Soll Euch vom Acki bescheid geben das sein Internet zu´r Zeit nicht funzt. Falls es am Samstag zu Windig sein sollte 
verschieben wir die Sache einfach einen Tag später auf Sonntag - da sieht es Windmässig ( bis heute) wesentlich besser aus. Aber lasst uns bis Freitag noch abwarten was die 
Wetterfrösche uns mitteilen.
Bin übrigens dann auch vor Ort und hoffe (für uns) die ersten
Makrelen verhaften zu können.
Beste Grüsse aus GE

:m Sea Hawk


----------



## jottweebee (11. Juni 2009)

*AW: Makrelentour Norddeich Juni 2009*

Windfinder sagt für Samstag und Sonntag 3 m Welle voraus.
Da gibt es nur eins, verschieben.


----------



## John Doe12 (11. Juni 2009)

*AW: Makrelentour Norddeich Juni 2009*

Ja danach sieht es wohl leider aus,naja wird sich ein anderer Termin finden,bis denne

Martin


----------



## hans (12. Juni 2009)

*AW: Makrelentour Norddeich Juni 2009*

sonntag sieht nicht schlecht aus,wellen unter 1 meter.


----------



## Udo Mundt (12. Juni 2009)

*AW: Makrelentour Norddeich Juni 2009*

laut Windfinder wirklich gutes Wetter.
Guide bitte melden.


----------



## gpsjunkie (15. Juni 2009)

*AW: Makrelentour Norddeich Juni 2009*

Äääähm, nicht einschlafen hier. War denn jetzt schon jemand auf die leckeren Macros los? Ich glaube ich rufe den Acki mal an was los ist.


----------



## Udo Mundt (15. Juni 2009)

*AW: Makrelentour Norddeich Juni 2009*

Bin kurzfristig mit Sailfish angereist.
War Makrelenangeln in der Kompaktversion.  Um 12 Uhr an der Slippe und mit Acki Kontakt aufgenommen.
Großer Schwarm in der Nähe der gelben Tonne. Bei perfektem Wetter ( Sonne , kaum Wind und schwache Welle ) zügig das Zielgebiet aufgesucht, in 1,5 Std. ca. 200 Makos verhaftet
(diesmal in anständiger Größe) und wieder zurück in den Hafen.
Makoangeln vom Feinsten :l


----------



## gpsjunkie (15. Juni 2009)

*AW: Makrelentour Norddeich Juni 2009*

Nä.............. jetzt ärgert mich die Thrombose doch noch. Glückwunsch zum Erfolg.


----------



## loki73 (15. Juni 2009)

*AW: Makrelentour Norddeich Juni 2009*

hört hört, da werd ich doch glatt neidisch.
und lasst es euch schmecken.


----------



## hans (16. Juni 2009)

*AW: Makrelentour Norddeich Juni 2009*

#6das wars doch besser gehts ja bald nicht, falls ihr nochmal rausgeht bitte hier posten wäre gerne mitgefahren.


----------



## Acki (20. Juni 2009)

*AW: Makrelentour Norddeich Juni 2009*

moin so endlich wieder online,leider konnte ich auf die vielen anfragen nicht antworten weil ich keinen internetzugang hatte.
nach telefonat mit udo sind wir am sonntag rausgefahren,bei bestem wetter und glatter see konnten manni und ich über 400 makos fangen.
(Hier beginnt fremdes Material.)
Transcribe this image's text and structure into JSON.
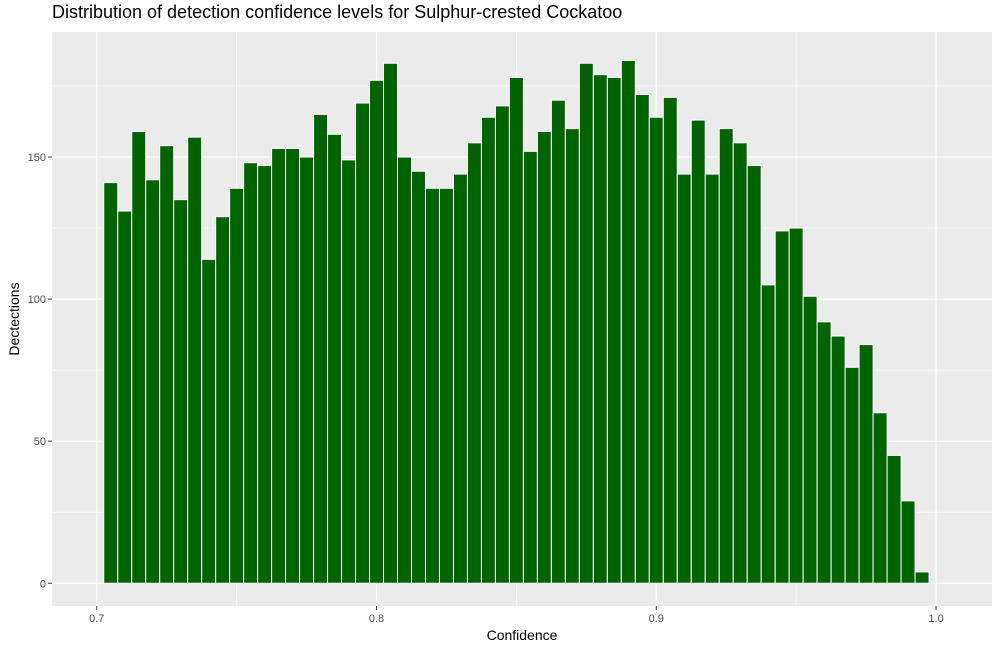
{
  "chart_data": {
    "type": "bar",
    "title": "Distribution of detection confidence levels for Sulphur-crested Cockatoo",
    "xlabel": "Confidence",
    "ylabel": "Dectections",
    "xlim": [
      0.684,
      1.02
    ],
    "ylim": [
      -8,
      194
    ],
    "x_ticks": [
      0.7,
      0.8,
      0.9,
      1.0
    ],
    "x_tick_labels": [
      "0.7",
      "0.8",
      "0.9",
      "1.0"
    ],
    "y_ticks": [
      0,
      50,
      100,
      150
    ],
    "y_tick_labels": [
      "0",
      "50",
      "100",
      "150"
    ],
    "bin_start": 0.7025,
    "bin_width": 0.005,
    "values": [
      141,
      131,
      159,
      142,
      154,
      135,
      157,
      114,
      129,
      139,
      148,
      147,
      153,
      153,
      150,
      165,
      158,
      149,
      169,
      177,
      183,
      150,
      145,
      139,
      139,
      144,
      155,
      164,
      168,
      178,
      152,
      159,
      170,
      160,
      183,
      179,
      178,
      184,
      172,
      164,
      171,
      144,
      163,
      144,
      160,
      155,
      147,
      105,
      124,
      125,
      101,
      92,
      87,
      76,
      84,
      60,
      45,
      29,
      4
    ],
    "bar_color": "#006400",
    "bar_outline": "#ffffff",
    "panel_background": "#ebebeb",
    "grid": true,
    "legend": "none"
  }
}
der nächste termin ist am 27.6.09 treffen um11 uhr an der tanke in norddeich. wer zeit hatt kann sich ja melden. gruß acki


----------



## jottweebee (20. Juni 2009)

*AW: Makrelentour Norddeich Juni 2009*

@ Acki

Aufgrund der miesen Wind-und Wellenvorhersage von Windfinder für letztes Wochenende hatte ich beschlossen nach Hvide Sande zu fahren und nicht nach Norddeich. Die Hornis haben dort gut auf Heringfetzen gebissen. Aber nur auf Hering- und Hornhechtstücke. Hier mehr.

Da aber am Sonntag gut gefangen wurde, kann man sehen, dass die Vorhersagen nicht 100 pro sind.

Daher am nächsten Samstag bin ich mit meiner VERA dabei, egal wie die Vorhersage ist. Aber ab Mittwoch soll sich ja der Sommer wieder zurückmelden.

Bis denne


----------



## Hornburg (20. Juni 2009)

*AW: Makrelentour Norddeich Juni 2009*

Hi Makrelen-Jäger!#h
Erstmal vielen Dank für Eure Fangberichte hier im Forum!
Wir Landratten, die weit von der Küste wech wohnen, hätten sonst keine Chance mitzukriegen, was im Salzwasser so los ist!!!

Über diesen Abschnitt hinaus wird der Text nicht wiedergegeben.